Thousands of people have been evacuated from their homes as Hurricane Otto heads towards Nicaragua and Costa Rica. Heavy rains from the unusually strong late-season storm have already been blamed for three deaths in Panama. Otto was forecast to make landfall in in Nicaragua, just north of the Costa Rican border, on Thursday. Officials in Costa Rica, which has declared a national emergency, ordered the evacuation of 4,000 people from its Caribbean coast and closed schools for the rest of the week.
Otto could seriously jeopardize food security for small-holder farmers who rely on maize, beans, cocoa, honey, coffee and livestock for their livelihoods.

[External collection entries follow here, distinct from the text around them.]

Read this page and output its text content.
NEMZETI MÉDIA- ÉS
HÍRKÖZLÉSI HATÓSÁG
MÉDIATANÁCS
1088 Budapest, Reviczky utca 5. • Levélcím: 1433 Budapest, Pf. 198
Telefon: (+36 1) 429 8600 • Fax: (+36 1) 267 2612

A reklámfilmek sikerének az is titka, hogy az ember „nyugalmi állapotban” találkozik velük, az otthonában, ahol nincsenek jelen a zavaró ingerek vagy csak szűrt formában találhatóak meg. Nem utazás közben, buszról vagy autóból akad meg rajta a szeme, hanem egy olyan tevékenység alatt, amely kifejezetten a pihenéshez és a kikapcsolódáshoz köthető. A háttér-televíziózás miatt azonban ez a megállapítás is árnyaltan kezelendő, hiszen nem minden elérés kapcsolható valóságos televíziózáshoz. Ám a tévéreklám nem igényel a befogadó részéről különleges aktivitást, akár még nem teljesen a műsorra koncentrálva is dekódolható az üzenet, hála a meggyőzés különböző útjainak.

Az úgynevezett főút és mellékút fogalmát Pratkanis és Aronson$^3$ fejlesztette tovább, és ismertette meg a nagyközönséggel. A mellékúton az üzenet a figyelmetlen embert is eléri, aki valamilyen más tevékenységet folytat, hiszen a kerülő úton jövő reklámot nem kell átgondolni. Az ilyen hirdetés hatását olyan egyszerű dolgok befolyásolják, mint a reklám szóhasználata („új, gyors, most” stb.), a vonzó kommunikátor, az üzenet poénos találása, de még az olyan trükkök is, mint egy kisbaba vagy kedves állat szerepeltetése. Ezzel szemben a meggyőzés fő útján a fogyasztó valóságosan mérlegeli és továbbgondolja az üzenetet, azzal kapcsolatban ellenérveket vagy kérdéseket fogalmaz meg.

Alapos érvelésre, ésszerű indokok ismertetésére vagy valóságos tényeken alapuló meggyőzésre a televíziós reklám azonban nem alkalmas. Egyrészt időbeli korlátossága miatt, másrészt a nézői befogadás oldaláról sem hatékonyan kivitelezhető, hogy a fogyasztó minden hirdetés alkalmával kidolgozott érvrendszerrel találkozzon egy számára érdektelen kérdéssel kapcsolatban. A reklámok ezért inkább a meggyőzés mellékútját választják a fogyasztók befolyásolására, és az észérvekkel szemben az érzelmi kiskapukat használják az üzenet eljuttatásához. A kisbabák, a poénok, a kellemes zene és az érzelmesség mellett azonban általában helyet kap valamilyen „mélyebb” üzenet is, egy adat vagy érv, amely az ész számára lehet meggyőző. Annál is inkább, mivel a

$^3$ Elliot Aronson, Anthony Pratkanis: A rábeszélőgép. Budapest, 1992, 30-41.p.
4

Jennifer Zapata, a regional director for Heifer International, a U.S.-based anti-poverty group
The country’s National Meteorological Institute says it will be the first time a hurricane has made landfall in Costa Rica since records began. Nicaragua also closed schools and was evacuating more than 10,000 people from areas in the storm’s path. Heavy rains were expected to affect the entire country on Thursday and Friday, raising the possibility of flooding and landslides in the interior. The US National Hurricane Centre said Otto had regained hurricane strength late on Wednesday, with winds of 85mph (140kph), after fluctuating between tropical storm and hurricane status earlier this week.